Set çalışanı Furkan Varışlı da, iki haftada bir tüm set çalışanlarının teste tabii tutulduğunu belirterek pozitif rastlanan vakaların derhal karantinaya alındığını ve başka ekiple çalışmalara kaldığı yerden devam edildiğini belirterek “vakaların artmasıyla set kalabalığının minimum düzeye düşürüldüğünü ve tüm ekibin 4 satte bir maske yenileyerek çalışmasına devam ettiğini söyledi. Dizi ve sinema sektörünün normal çalışma koşullarının ağır olduğunu söyleyen Furkan Varışlı zaten zor şartlar altında çalışan set çalışanlarının salgın nedeniyle sürekli maskeyle çalışıyor olmasının da ekstra bir zorluk getirdiğini söyledi. Varışlı, salgının hafife alınmaması gerektiğini ve yanlızca tedbirlerle önlenebileceğinin de altını çizdi.

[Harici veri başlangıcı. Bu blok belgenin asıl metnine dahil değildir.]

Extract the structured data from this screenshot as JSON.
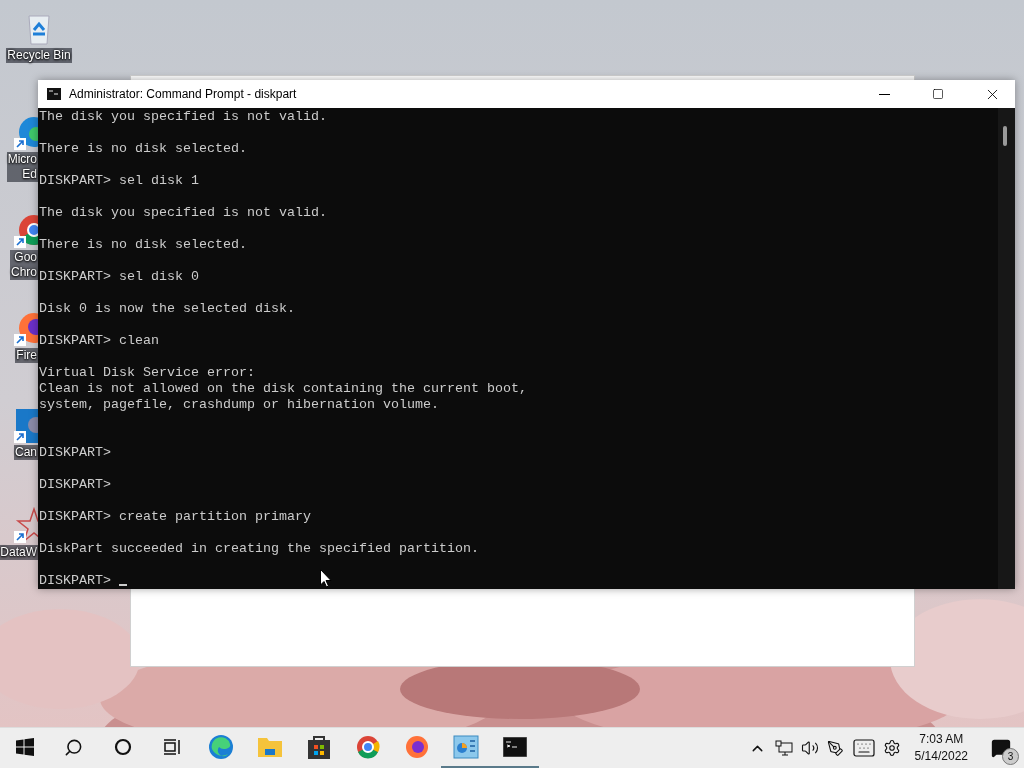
{
  "desktop": {
    "icons": [
      {
        "kind": "recycle-bin",
        "label_lines": [
          "Recycle Bin"
        ],
        "shortcut": false,
        "covered": false
      },
      {
        "kind": "edge",
        "label_lines": [
          "Micro",
          "Ed"
        ],
        "shortcut": true,
        "covered": true
      },
      {
        "kind": "chrome",
        "label_lines": [
          "Goo",
          "Chro"
        ],
        "shortcut": true,
        "covered": true
      },
      {
        "kind": "firefox",
        "label_lines": [
          "Fire"
        ],
        "shortcut": true,
        "covered": true
      },
      {
        "kind": "camera",
        "label_lines": [
          "Can"
        ],
        "shortcut": true,
        "covered": true
      },
      {
        "kind": "star",
        "label_lines": [
          "DataW"
        ],
        "shortcut": true,
        "covered": true
      }
    ]
  },
  "console_window": {
    "title": "Administrator: Command Prompt - diskpart",
    "lines": [
      {
        "kind": "text",
        "text": "The disk you specified is not valid."
      },
      {
        "kind": "blank"
      },
      {
        "kind": "text",
        "text": "There is no disk selected."
      },
      {
        "kind": "blank"
      },
      {
        "kind": "text",
        "text": "DISKPART> sel disk 1"
      },
      {
        "kind": "blank"
      },
      {
        "kind": "text",
        "text": "The disk you specified is not valid."
      },
      {
        "kind": "blank"
      },
      {
        "kind": "text",
        "text": "There is no disk selected."
      },
      {
        "kind": "blank"
      },
      {
        "kind": "text",
        "text": "DISKPART> sel disk 0"
      },
      {
        "kind": "blank"
      },
      {
        "kind": "text",
        "text": "Disk 0 is now the selected disk."
      },
      {
        "kind": "blank"
      },
      {
        "kind": "text",
        "text": "DISKPART> clean"
      },
      {
        "kind": "blank"
      },
      {
        "kind": "text",
        "text": "Virtual Disk Service error:"
      },
      {
        "kind": "text",
        "text": "Clean is not allowed on the disk containing the current boot,"
      },
      {
        "kind": "text",
        "text": "system, pagefile, crashdump or hibernation volume."
      },
      {
        "kind": "blank"
      },
      {
        "kind": "blank"
      },
      {
        "kind": "text",
        "text": "DISKPART>"
      },
      {
        "kind": "blank"
      },
      {
        "kind": "text",
        "text": "DISKPART>"
      },
      {
        "kind": "blank"
      },
      {
        "kind": "text",
        "text": "DISKPART> create partition primary"
      },
      {
        "kind": "blank"
      },
      {
        "kind": "text",
        "text": "DiskPart succeeded in creating the specified partition."
      },
      {
        "kind": "blank"
      },
      {
        "kind": "input",
        "text": "DISKPART>"
      }
    ]
  },
  "taskbar": {
    "buttons": [
      {
        "kind": "start",
        "running": false
      },
      {
        "kind": "search",
        "running": false
      },
      {
        "kind": "cortana",
        "running": false
      },
      {
        "kind": "task-view",
        "running": false
      },
      {
        "kind": "edge",
        "running": false
      },
      {
        "kind": "folder",
        "running": false
      },
      {
        "kind": "store",
        "running": false
      },
      {
        "kind": "chrome",
        "running": false
      },
      {
        "kind": "firefox",
        "running": false
      },
      {
        "kind": "control-panel",
        "running": true
      },
      {
        "kind": "terminal",
        "running": true
      }
    ],
    "tray": [
      {
        "kind": "chevron"
      },
      {
        "kind": "network"
      },
      {
        "kind": "volume"
      },
      {
        "kind": "pen"
      },
      {
        "kind": "keyboard"
      },
      {
        "kind": "settings"
      }
    ],
    "clock": {
      "time": "7:03 AM",
      "date": "5/14/2022"
    },
    "notifications": {
      "count": "3"
    }
  }
}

“Hızlı testler yeterli değil”

İstanbul Tabip Odası İşyeri Hekimliği Komisyonu Üyesi. Dr. Nazmi Algan, Pandemi sürecinde zorunlu ihtiyaçların üretimi ve tedariği dışında en az iki haftalık bir kapanmanın bulaş zincirini kırması için gerekli olduğunu belirterek bir dönem bu çekimlere ara verilmesinin en doğru uygulama olacağını söyledi. Antikor testleri ve hızlı testlerin bulaş riskini azaltmayacağını vurgulayan Algan, hızlı testler tam anlamıyla yeterli değil dedi.

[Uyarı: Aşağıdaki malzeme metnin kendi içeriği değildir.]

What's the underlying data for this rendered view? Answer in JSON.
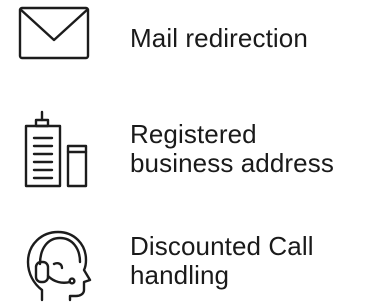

Sektörün ayakta kalabilmesi kurallara bağlı

COVID-19 enfeksiyonunun temel bulaşma yolunın damlacık ve temas yolu olduğınu söyleyen Dr. Hasan Alpay ise Sinema, dizi, tiyatro ve diğer kültürel etkinliklerde çalışma koşulları nedeniyle personele virüsün bulaşmasının yüksek risk oluşturduğunu ifade ederek önlemlerin artırılması konusunda şu uyarılarda bulundu.

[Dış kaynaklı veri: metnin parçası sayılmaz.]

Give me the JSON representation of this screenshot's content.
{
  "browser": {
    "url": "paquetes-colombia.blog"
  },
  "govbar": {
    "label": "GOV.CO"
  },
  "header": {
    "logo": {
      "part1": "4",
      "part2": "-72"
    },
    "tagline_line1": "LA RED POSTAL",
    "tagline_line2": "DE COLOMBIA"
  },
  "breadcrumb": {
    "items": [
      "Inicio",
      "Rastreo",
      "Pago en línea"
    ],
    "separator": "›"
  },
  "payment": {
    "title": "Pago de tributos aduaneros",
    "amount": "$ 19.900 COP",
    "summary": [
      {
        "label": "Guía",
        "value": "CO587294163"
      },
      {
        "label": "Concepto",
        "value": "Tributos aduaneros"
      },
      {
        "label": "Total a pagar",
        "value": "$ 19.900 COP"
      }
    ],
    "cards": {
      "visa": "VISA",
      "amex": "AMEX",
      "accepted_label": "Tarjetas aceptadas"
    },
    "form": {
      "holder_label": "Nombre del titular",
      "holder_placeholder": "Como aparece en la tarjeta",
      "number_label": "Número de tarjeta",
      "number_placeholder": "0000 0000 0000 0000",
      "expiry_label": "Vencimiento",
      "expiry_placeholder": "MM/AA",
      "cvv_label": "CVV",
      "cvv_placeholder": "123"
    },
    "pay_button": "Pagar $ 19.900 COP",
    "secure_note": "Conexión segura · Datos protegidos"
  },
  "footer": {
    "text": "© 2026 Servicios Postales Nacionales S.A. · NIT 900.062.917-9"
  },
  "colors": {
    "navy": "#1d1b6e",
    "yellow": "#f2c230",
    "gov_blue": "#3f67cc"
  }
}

“ COVID-19 kapsamında kültürel etkinliklerin yapıldığı yerlerin girişine COVID-19 önlemleri ile ilgili afişler (el yıkama, maske kullanımı ve içeride uyulması gereken kurallar) asılmalıdır. Girişlerde ve içeride el antiseptiği bulundurulmalıdır. Çalışanlardan ateş, öksürük, burun akıntısı, solunum sıkıntısı belirtileri olan, COVID-19 tanısı alan ve temaslısı olanlar derhal sağlık kurumuna yönlendirilmelidir. Bu tip yerlerde ve genel olarak toplum içinde bez maske takılması yeterlidir. Bunu yaparken bez maske kullanımı kurallarına uyulmalıdır. Sorumlu bir personel ayrılarak bu kuralların uygulanması denetlenmelidir. İzleyicilerin sanatçıyla fotoğraf çekilmeleri yasaklanmalı ve sosyal mesafenin ihlaline sebep olacak davranışlardan kaçınılmalıdır. Set ortamları kalabalık olduğu için maske takmak ve yapılan hızlı testler gibi önlemlerin sıklıkla tekrarlanması sağlanmalıdır. COVID-19 belirtileri gösteren (ateş, öksürük, burun akıntısı, solunum sıkıntısı gibi belirtileri olan), COVID-19 tanısı alan ya da COVID-19 temaslısı olan personel çalıştırılmamalı, personelin tekrar işe başlaması sürecinde İl Sağlık Müdürlüğü tarafından Sağlık Bakanlığı COVID-19 Rehberindeki kurallara göre yönetilmelidir. Personelin tamamı kuralına uygun maske takmalı, maske nemlendikçe ya da kirlendikçe değiştirmelidir. Yeni maske takılırken el antiseptiği kullanılmalıdır. Personellere yemek sağlanıyorsa tek kişilik paketler halinde dağıtılması sağlanmalıdır. Personellerin iş yerlerinde kullandıkları iş kıyafetleri günlük olarak değiştirilmeli ve uygun şartlarda (en az 600C de çamaşır makinesinde) düzenli olarak yıkanmalıdır. Kulis ortamında; Ziyaretçi ya da hediye kabul edilmemelidir. Zorunlu haller dışında sanatçı ve görevlilerin maske takması sağlanmalıdır. Kostüm, makyaj işlemleri gibi hazırlık alanlarında, işlem yapılacak kişiye 1 metreden yakın temasta bulunacak kişiler maske, yüz koruyucu/gözlük kullanmalıdır. Kuliste damlacık bulaşmasını arttırabileceğinden yüksek sesle konuşulmamalıdır”

Dr. Hasan Alpay Pandemi sürecinde sektörün ayakta kalabilmesi açısından setlerin Sağlık Bakanlığı Salgın Yönetimi ve Çalışma Rehberi yönetmeliği çerçevesinde etmesinin risk oluşturmayacağının da altını çizdi.